Review on November 3, 2022, of MR1 revealed upon admission to the ED for paranoid delusions and family report of suicidal ideation on October 7, 2022, the following orders were placed per protocol: serum alcohol, salicylate (ASA), acetaminophen and ammonia levels, a complete blood count (CBC), comprehensive metabolic profile (CMP), urine drug screen, and urine infection test level.
Interview with EMP3 on November 4, 2022, at 0930 revealed the facility does not have an ED protocol for a behavioral health patient. EMP3 revealed the ED RNs review the "Suspected Overdose/ETOH" protocol and do not initiate the entire protocol but select orders from within the protocol based on nursing judgement.
Review on November 7, 2022, of MR4 revealed an admission to the ED on September 18, 2022, on a 302. Initial orders entered per nursing under protocol orders included a urine drug screen, serum alcohol level, CMP, ASA, CBC and acetaminophen level.

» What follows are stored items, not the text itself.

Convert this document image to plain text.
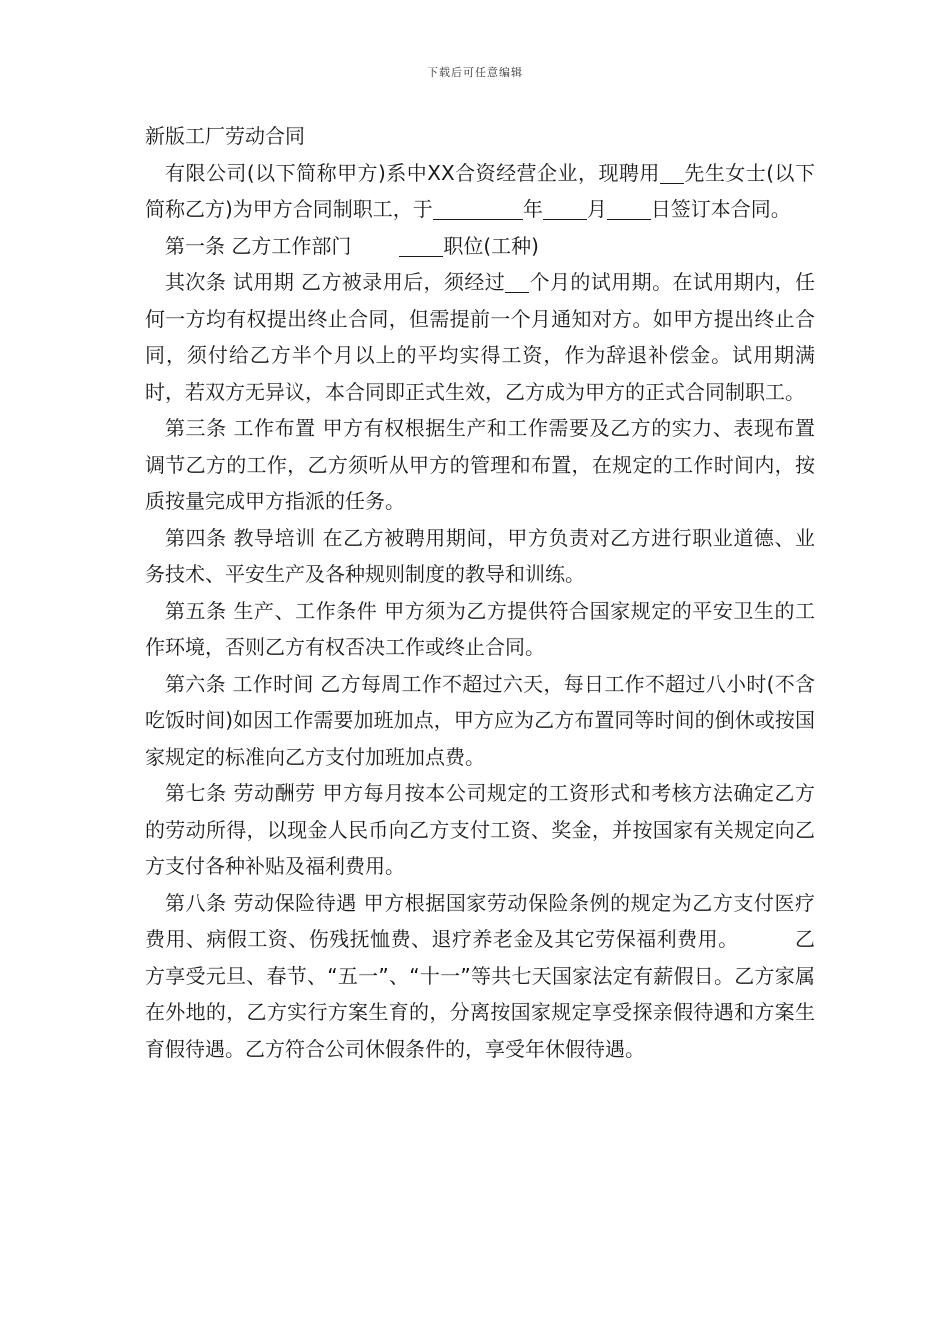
下载后可任意编辑
新版工厂劳动合同

有限公司(以下简称甲方)系中XX合资经营企业，现聘用 先生女士(以下简称乙方)为甲方合同制职工，于	年 月 日签订本合同。

第一条 乙方工作部门	职位(工种)

其次条 试用期 乙方被录用后，须经过 个月的试用期。在试用期内，任何一方均有权提出终止合同，但需提前一个月通知对方。如甲方提出终止合同，须付给乙方半个月以上的平均实得工资，作为辞退补偿金。试用期满时，若双方无异议，本合同即正式生效，乙方成为甲方的正式合同制职工。

第三条 工作布置 甲方有权根据生产和工作需要及乙方的实力、表现布置调节乙方的工作，乙方须听从甲方的管理和布置，在规定的工作时间内，按质按量完成甲方指派的任务。

第四条 教导培训 在乙方被聘用期间，甲方负责对乙方进行职业道德、业务技术、平安生产及各种规则制度的教导和训练。

第五条 生产、工作条件 甲方须为乙方提供符合国家规定的平安卫生的工作环境，否则乙方有权否决工作或终止合同。

第六条 工作时间 乙方每周工作不超过六天，每日工作不超过八小时(不含吃饭时间)如因工作需要加班加点，甲方应为乙方布置同等时间的倒休或按国家规定的标准向乙方支付加班加点费。

第七条 劳动酬劳 甲方每月按本公司规定的工资形式和考核方法确定乙方的劳动所得，以现金人民币向乙方支付工资、奖金，并按国家有关规定向乙方支付各种补贴及福利费用。

第八条 劳动保险待遇 甲方根据国家劳动保险条例的规定为乙方支付医疗费用、病假工资、伤残抚恤费、退疗养老金及其它劳保福利费用。	乙方享受元旦、春节、“五一”、“十一”等共七天国家法定有薪假日。乙方家属在外地的，乙方实行方案生育的，分离按国家规定享受探亲假待遇和方案生育假待遇。乙方符合公司休假条件的，享受年休假待遇。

Interview with EMP3 on November 7, 2022, at 1030 confirmed the orders for the urine drug screen, serum alcohol level, CMP, ASA, CBC and acetaminophen level were entered by nursing and noted "per protocol" . EMP3 further confirmed there were no protocols specific to patient presentation of behavioral health issues and the orders were selected from the "Suspected Overdose/ETOH" protocol.

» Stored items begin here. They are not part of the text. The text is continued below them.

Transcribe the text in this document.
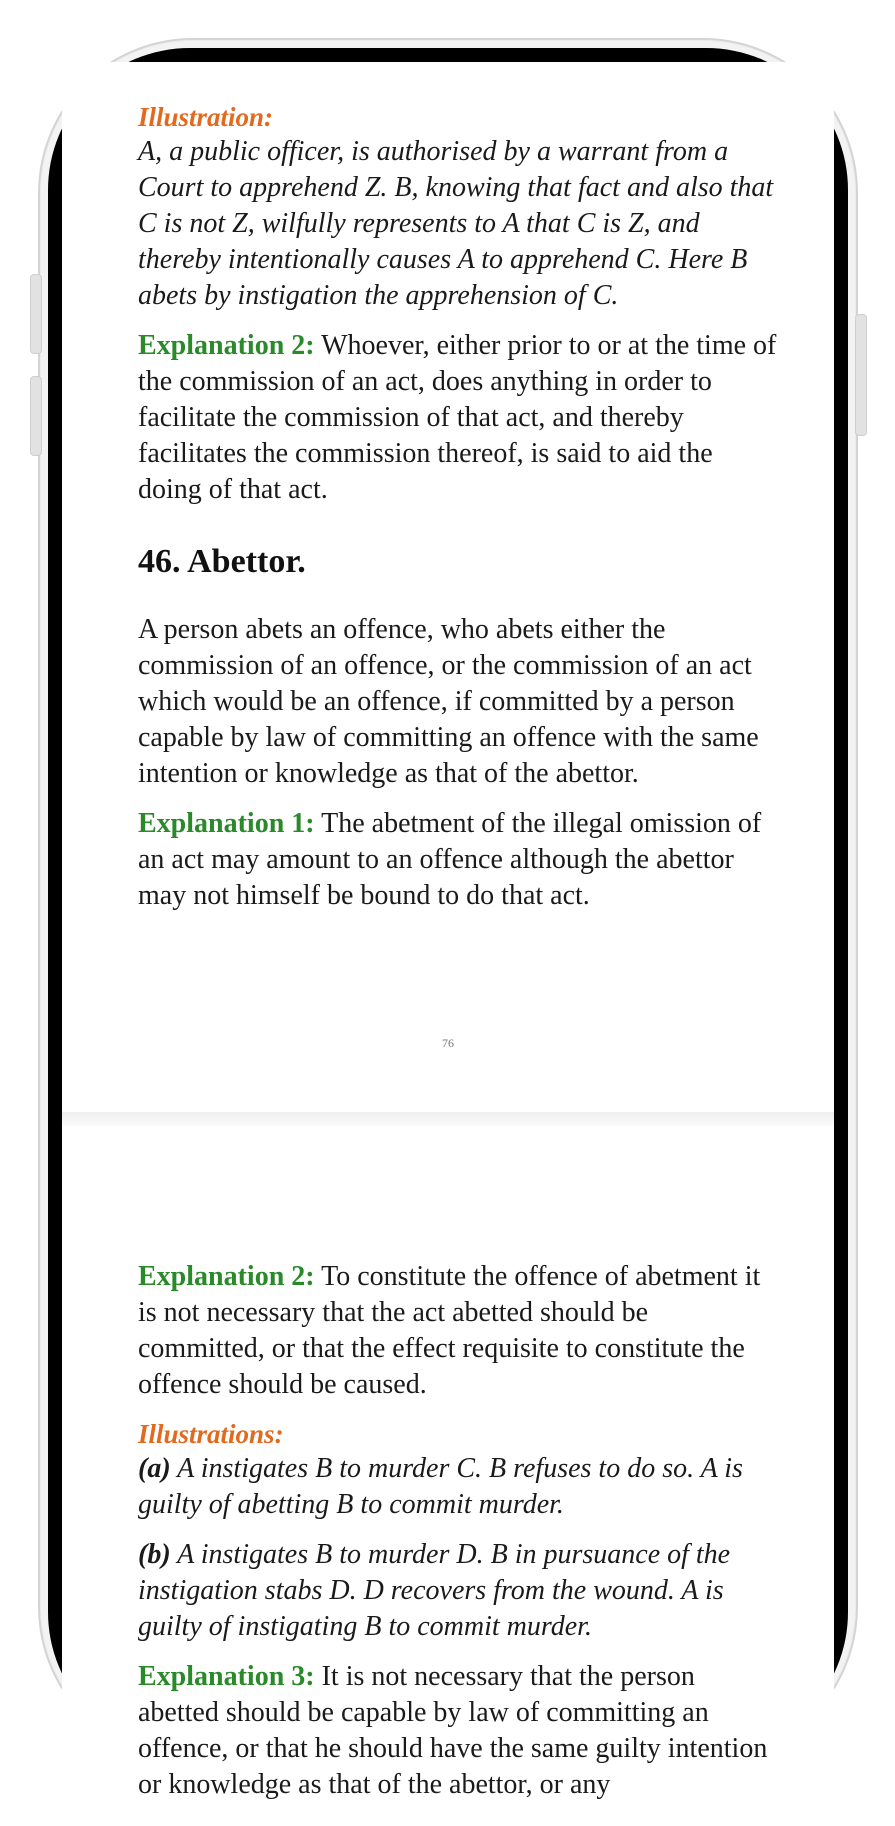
Illustration:

A, a public officer, is authorised by a warrant from a Court to apprehend Z. B, knowing that fact and also that C is not Z, wilfully represents to A that C is Z, and thereby intentionally causes A to apprehend C. Here B abets by instigation the apprehension of C.

Explanation 2: Whoever, either prior to or at the time of the commission of an act, does anything in order to facilitate the commission of that act, and thereby facilitates the commission thereof, is said to aid the doing of that act.

46. Abettor.

A person abets an offence, who abets either the commission of an offence, or the commission of an act which would be an offence, if committed by a person capable by law of committing an offence with the same intention or knowledge as that of the abettor.

Explanation 1: The abetment of the illegal omission of an act may amount to an offence although the abettor may not himself be bound to do that act.

76

Explanation 2: To constitute the offence of abetment it is not necessary that the act abetted should be committed, or that the effect requisite to constitute the offence should be caused.

Illustrations:

(a) A instigates B to murder C. B refuses to do so. A is guilty of abetting B to commit murder.

(b) A instigates B to murder D. B in pursuance of the instigation stabs D. D recovers from the wound. A is guilty of instigating B to commit murder.

Explanation 3: It is not necessary that the person abetted should be capable by law of committing an offence, or that he should have the same guilty intention or knowledge as that of the abettor, or any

Review on November 7, 2022, of MR9 revealed an admission to the ED on September 20, 2022, on a 302. Initial orders entered per nursing under protocol orders included a urine drug screen, serum alcohol level, CMP, ASA, CBC, urinalysis, and acetaminophen level.
Interview with EMP3 on November 7, 2022, at 1030 confirmed the orders for the urine drug screen, serum alcohol level, CMP, ASA, CBC, urinalysis, and acetaminophen level were entered by nursing and noted "per protocol". EMP3 further confirmed there were no protocols specific to patient presentation of behavioral health issues and the orders were selected from the "Suspected Overdose/ETOH" protocol.
Interview with EMP1 on November 7, 2022, at approximately 1000, confirmed the selection of orders from within the "Suspected Overdose/ETOH" protocol does not meet the requirement for the use of a protocol based on a well-defined clinical scenario. EMP1 revealed the protocols in place in the ED were last approved by the Medical Executive Committee (MEC), Pharmacy & Therapeutics Committee (P&T) and Nursing Leadership in 2020. EMP1 further confirmed updates to the protocols were implemented in April 2022 without approval by P&T and Nursing Leadership.